According to this schedule, the actions will run in the following order:

  1. The create-index operation creates an index. The index remains empty until the bulk operation adds documents with benchmarked data.
  2. The cluster-health operation assesses the health of the cluster before running the workload. In this example, the workload waits until the status of the cluster's health is green.
    • The bulk operation runs the bulk API to index 5000 documents simultaneously.
    • Before benchmarking, the workload waits until the specified warmup-time-period passes. In this example, the warmup period is 120 seconds.
  3. The clients field defines the number of clients that will run the remaining actions in the schedule concurrently.
  4. The search runs a match_all query to match all documents after they have been indexed by the bulk API using the 8 clients specified.
    • The iterations field indicates the number of times each client runs the search operation.

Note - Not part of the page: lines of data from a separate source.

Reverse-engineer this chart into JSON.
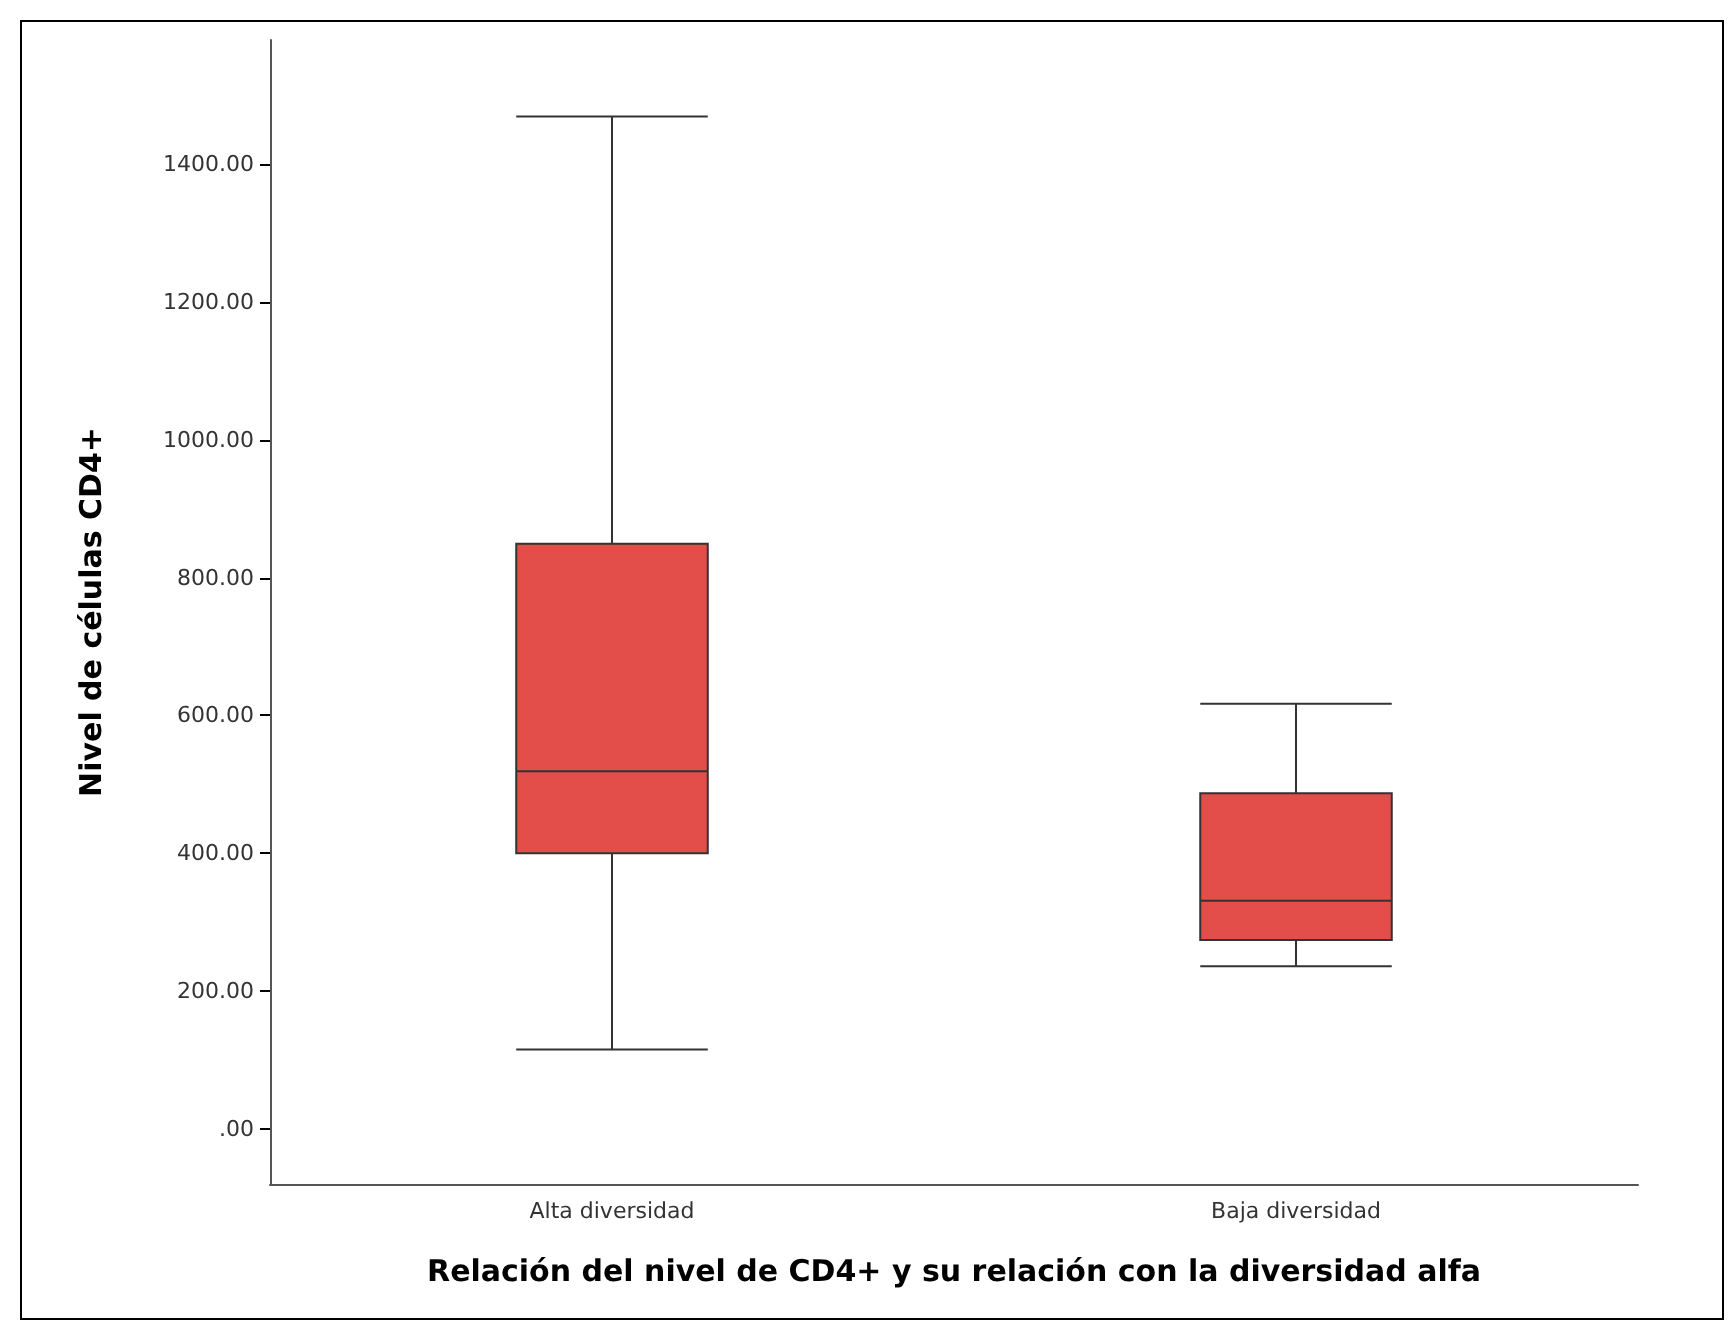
{
  "chart_data": {
    "type": "box",
    "xlabel": "Relación del nivel de CD4+ y su relación con la diversidad alfa",
    "ylabel": "Nivel de células CD4+",
    "categories": [
      "Alta diversidad",
      "Baja diversidad"
    ],
    "color": "#e34e4a",
    "boxes": [
      {
        "low": 115,
        "q1": 400,
        "median": 519,
        "q3": 849,
        "high": 1469
      },
      {
        "low": 236,
        "q1": 274,
        "median": 331,
        "q3": 487,
        "high": 617
      }
    ],
    "ylim": [
      -80,
      1580
    ],
    "yticks": [
      {
        "value": 0,
        "label": ".00"
      },
      {
        "value": 200,
        "label": "200.00"
      },
      {
        "value": 400,
        "label": "400.00"
      },
      {
        "value": 600,
        "label": "600.00"
      },
      {
        "value": 800,
        "label": "800.00"
      },
      {
        "value": 1000,
        "label": "1000.00"
      },
      {
        "value": 1200,
        "label": "1200.00"
      },
      {
        "value": 1400,
        "label": "1400.00"
      }
    ],
    "grid": false
  }
}
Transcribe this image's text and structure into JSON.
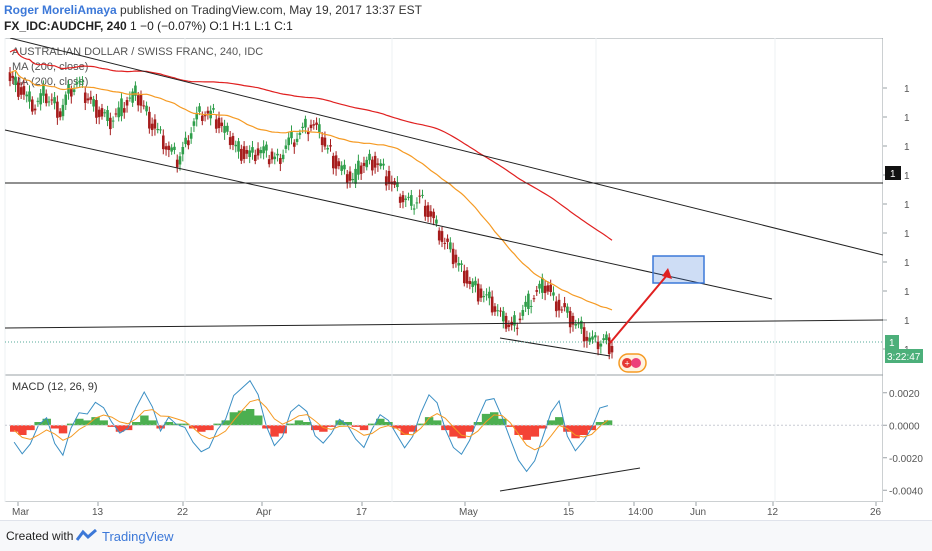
{
  "header": {
    "author": "Roger MoreliAmaya",
    "published": "published on TradingView.com, May 19, 2017 13:37 EST",
    "symbol": "FX_IDC:AUDCHF, 240",
    "ohlc": "1 −0 (−0.07%) O:1 H:1 L:1 C:1"
  },
  "footer": {
    "created_with": "Created with",
    "brand": "TradingView"
  },
  "chart_data": {
    "type": "candlestick",
    "title": "AUSTRALIAN DOLLAR / SWISS FRANC, 240, IDC",
    "indicators": [
      "MA (200, close)",
      "MA (200, close)"
    ],
    "price_axis_labels": [
      "1",
      "1",
      "1",
      "1",
      "1",
      "1",
      "1",
      "1",
      "1",
      "1"
    ],
    "last_price_label": "1",
    "current_price_label": "1",
    "countdown_label": "3:22:47",
    "x_tick_labels": [
      "Mar",
      "13",
      "22",
      "Apr",
      "17",
      "May",
      "15",
      "14:00",
      "Jun",
      "12",
      "26"
    ],
    "candles_close_trend": [
      0.8,
      0.75,
      0.68,
      0.63,
      0.7,
      0.66,
      0.6,
      0.72,
      0.78,
      0.7,
      0.64,
      0.58,
      0.55,
      0.6,
      0.66,
      0.7,
      0.62,
      0.52,
      0.44,
      0.36,
      0.3,
      0.4,
      0.55,
      0.6,
      0.58,
      0.52,
      0.45,
      0.38,
      0.34,
      0.33,
      0.36,
      0.32,
      0.3,
      0.4,
      0.44,
      0.48,
      0.52,
      0.46,
      0.36,
      0.28,
      0.22,
      0.18,
      0.26,
      0.3,
      0.28,
      0.2,
      0.12,
      0.06,
      0.02,
      0.06,
      -0.02,
      -0.12,
      -0.22,
      -0.3,
      -0.38,
      -0.46,
      -0.52,
      -0.56,
      -0.62,
      -0.7,
      -0.74,
      -0.66,
      -0.58,
      -0.52,
      -0.48,
      -0.56,
      -0.62,
      -0.68,
      -0.74,
      -0.8,
      -0.85,
      -0.82,
      -0.86
    ],
    "macd": {
      "label": "MACD (12, 26, 9)",
      "y_tick_labels": [
        "0.0020",
        "0.0000",
        "-0.0020",
        "-0.0040"
      ],
      "histogram": [
        -0.0004,
        -0.0006,
        -0.0003,
        0.0002,
        0.0004,
        -0.0002,
        -0.0005,
        0.0001,
        0.0004,
        0.0003,
        0.0005,
        0.0003,
        -0.0001,
        -0.0004,
        -0.0003,
        0.0002,
        0.0006,
        0.0003,
        -0.0002,
        0.0002,
        0.0001,
        0.0001,
        -0.0002,
        -0.0004,
        -0.0003,
        0.0001,
        0.0003,
        0.0008,
        0.0009,
        0.001,
        0.0006,
        -0.0002,
        -0.0007,
        -0.0005,
        0.0001,
        0.0003,
        0.0002,
        -0.0003,
        -0.0004,
        -0.0001,
        0.0003,
        0.0002,
        -0.0001,
        -0.0003,
        0.0001,
        0.0004,
        0.0002,
        -0.0002,
        -0.0006,
        -0.0004,
        0.0001,
        0.0005,
        0.0003,
        -0.0003,
        -0.0007,
        -0.0008,
        -0.0004,
        0.0002,
        0.0007,
        0.0008,
        0.0004,
        -0.0001,
        -0.0006,
        -0.0009,
        -0.0007,
        -0.0002,
        0.0003,
        0.0005,
        -0.0004,
        -0.0008,
        -0.0006,
        -0.0003,
        0.0002,
        0.0003
      ],
      "ylim": [
        -0.0046,
        0.0026
      ]
    }
  },
  "colors": {
    "up_candle": "#2e9e4a",
    "down_candle": "#a61c1c",
    "ma_orange": "#f59a23",
    "ma_red": "#e02020",
    "macd_pos": "#4caf50",
    "macd_neg": "#f44336",
    "target_box": "#3c78d8",
    "arrow": "#e02020",
    "author": "#3c78d8"
  }
}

The report generated by the benchmark automatically adjusts the percentile numbers based on this number. To generate a precise percentile, the benchmark needs to run at least 1,000 iterations.
    • Lastly, the target-throughput field defines the number of requests per second each client performs, which, when set, can help reduce the latency of the benchmark. For example, a target-throughput of 100 requests divided by 8 clients means that each client will issue 12 requests per second.